The tribe has received legal opinions that says any effort to keep open Internet cafes would violate the 2010 compact that granted the Seminoles exclusive gambling rights in exchange for paying the state $1 billion over a five-year period.
By Gary Fineout
TALLAHASSEE, Fla. — The Florida House on Thursday voted to shut down more than 1,000 storefront operations known as Internet cafes that sprouted across the state in the last five years.
Backers of the legislation say the measure will eliminate gambling operations that exploited a loophole in the law to set up shops that target the poor and the elderly in the state.
“These are truly the crack cocaine of gambling,” said Rep. Scott Plakon, R-Longwood and sponsor of the bill (HB 3).
Internet cafes sell customers either phone cards or Internet time. But they also offer customers a chance to redeem electronic sweepstakes on computers that use software that mimics casino-styled games.
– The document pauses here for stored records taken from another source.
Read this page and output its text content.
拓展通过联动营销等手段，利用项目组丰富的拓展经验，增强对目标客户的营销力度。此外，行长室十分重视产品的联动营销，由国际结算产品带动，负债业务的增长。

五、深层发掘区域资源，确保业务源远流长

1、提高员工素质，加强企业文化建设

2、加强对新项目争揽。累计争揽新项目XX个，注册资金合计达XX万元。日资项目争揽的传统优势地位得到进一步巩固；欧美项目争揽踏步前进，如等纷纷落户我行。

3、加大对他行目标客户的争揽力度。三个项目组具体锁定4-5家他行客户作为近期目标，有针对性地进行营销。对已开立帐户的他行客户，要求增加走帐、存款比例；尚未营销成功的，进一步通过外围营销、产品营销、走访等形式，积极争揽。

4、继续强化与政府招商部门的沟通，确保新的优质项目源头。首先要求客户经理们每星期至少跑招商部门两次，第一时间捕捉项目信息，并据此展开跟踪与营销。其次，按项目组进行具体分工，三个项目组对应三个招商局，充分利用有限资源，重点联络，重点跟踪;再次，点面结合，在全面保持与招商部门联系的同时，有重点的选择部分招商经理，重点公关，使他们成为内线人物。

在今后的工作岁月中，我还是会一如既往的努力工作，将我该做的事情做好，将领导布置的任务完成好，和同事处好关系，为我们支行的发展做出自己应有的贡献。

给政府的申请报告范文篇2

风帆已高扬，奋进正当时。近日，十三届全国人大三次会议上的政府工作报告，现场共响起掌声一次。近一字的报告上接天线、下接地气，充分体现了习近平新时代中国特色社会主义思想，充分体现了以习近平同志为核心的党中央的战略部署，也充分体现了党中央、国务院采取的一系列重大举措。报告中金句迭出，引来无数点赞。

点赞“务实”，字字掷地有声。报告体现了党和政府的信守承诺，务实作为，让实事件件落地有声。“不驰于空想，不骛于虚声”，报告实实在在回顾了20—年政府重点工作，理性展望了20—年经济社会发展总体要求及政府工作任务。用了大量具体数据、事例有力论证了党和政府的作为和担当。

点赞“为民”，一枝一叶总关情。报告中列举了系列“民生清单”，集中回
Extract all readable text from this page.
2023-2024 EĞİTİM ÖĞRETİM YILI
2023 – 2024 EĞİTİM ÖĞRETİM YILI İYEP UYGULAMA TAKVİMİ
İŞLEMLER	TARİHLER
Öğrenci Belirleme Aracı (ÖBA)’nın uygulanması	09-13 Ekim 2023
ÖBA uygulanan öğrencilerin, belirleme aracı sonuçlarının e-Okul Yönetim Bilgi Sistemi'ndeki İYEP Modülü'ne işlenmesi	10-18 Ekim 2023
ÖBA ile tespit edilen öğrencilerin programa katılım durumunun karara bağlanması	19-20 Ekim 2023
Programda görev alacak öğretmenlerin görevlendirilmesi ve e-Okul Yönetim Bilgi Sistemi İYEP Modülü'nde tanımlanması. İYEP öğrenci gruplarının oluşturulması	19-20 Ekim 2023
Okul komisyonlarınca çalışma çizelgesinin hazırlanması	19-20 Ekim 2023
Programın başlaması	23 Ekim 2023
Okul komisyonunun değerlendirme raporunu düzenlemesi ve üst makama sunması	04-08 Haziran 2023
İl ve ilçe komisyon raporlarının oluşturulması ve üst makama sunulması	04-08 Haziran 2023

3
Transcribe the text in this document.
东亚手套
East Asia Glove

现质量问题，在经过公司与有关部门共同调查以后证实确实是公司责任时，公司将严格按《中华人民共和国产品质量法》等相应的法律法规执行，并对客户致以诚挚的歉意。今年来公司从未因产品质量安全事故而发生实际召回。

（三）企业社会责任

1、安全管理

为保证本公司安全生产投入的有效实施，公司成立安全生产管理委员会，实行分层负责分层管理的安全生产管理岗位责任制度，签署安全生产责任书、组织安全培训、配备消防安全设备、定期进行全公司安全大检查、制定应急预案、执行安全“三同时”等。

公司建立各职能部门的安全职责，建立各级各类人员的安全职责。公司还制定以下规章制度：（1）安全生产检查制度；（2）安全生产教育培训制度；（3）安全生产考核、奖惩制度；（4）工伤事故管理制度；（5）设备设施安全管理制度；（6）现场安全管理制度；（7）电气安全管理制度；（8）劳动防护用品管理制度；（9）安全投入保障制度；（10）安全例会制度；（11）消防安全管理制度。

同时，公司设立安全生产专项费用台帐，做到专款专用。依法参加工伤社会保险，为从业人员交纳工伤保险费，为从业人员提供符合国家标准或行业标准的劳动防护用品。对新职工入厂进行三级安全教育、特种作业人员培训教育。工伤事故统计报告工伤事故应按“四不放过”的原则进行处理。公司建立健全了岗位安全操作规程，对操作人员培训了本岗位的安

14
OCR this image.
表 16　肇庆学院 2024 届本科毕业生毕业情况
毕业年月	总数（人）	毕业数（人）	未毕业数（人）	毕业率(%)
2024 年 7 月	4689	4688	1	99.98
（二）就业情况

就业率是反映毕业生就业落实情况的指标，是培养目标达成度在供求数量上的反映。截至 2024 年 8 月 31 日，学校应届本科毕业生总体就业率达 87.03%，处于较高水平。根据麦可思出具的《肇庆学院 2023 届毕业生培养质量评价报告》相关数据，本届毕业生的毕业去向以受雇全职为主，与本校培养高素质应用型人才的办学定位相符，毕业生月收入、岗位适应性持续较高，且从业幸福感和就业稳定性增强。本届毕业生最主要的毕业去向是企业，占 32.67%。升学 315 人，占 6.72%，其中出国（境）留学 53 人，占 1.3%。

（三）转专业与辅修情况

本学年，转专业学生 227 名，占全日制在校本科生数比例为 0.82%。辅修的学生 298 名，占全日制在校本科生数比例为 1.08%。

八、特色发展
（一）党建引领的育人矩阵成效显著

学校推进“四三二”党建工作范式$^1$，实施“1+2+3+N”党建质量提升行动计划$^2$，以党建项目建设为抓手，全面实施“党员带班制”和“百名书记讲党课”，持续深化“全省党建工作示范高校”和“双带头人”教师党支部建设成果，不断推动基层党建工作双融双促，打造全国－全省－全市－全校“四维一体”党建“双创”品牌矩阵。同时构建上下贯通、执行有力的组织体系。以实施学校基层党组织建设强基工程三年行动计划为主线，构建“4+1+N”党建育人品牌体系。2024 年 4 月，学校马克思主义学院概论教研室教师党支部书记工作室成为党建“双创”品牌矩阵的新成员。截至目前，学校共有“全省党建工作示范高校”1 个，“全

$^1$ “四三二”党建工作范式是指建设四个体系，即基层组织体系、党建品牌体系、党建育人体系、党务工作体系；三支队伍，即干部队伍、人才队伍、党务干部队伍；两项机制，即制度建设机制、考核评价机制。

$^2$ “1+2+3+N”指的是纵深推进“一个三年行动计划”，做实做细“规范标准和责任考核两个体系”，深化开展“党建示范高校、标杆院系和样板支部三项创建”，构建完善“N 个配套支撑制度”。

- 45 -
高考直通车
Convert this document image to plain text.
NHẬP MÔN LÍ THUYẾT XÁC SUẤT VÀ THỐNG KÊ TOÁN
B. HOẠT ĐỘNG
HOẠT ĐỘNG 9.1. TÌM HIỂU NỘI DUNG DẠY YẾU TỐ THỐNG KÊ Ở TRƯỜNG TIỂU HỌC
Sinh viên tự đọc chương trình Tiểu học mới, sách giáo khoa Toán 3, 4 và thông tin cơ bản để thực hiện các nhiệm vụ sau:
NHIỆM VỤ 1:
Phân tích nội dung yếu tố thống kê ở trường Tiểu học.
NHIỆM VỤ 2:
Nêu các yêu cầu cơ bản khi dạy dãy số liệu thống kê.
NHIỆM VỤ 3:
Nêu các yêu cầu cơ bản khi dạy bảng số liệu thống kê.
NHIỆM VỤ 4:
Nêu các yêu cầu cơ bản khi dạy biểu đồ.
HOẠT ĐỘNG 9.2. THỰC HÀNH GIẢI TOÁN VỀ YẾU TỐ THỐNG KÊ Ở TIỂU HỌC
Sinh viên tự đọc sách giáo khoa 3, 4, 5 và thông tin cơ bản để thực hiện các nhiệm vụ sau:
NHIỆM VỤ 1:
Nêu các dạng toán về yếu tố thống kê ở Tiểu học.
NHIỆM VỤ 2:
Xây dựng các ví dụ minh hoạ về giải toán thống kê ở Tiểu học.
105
Sweepstakes – such as those handed out by fast-food restaurants like McDonald’s – have been legal for decades. But the explosion of Internet cafes has triggered a debate about whether or not they are actually a form of illegal gambling. Some counties have tried to shut down the operations completely, while others have chosen to pass ordinances that regulate them.
Gov. Rick Scott, Attorney General Pam Bondi as well as prosecutors and sheriffs across the state have called for legislators to ban the operations.
But the push to ban the Internet cafes may go nowhere.
So far the Florida Senate has refused to move a Senate bill that calls for a ban.
Senators instead say they want to pass a bill that would regulate the cafes instead. They contend that banning the cafes now would result in the loss of thousands of jobs for those who now work at them.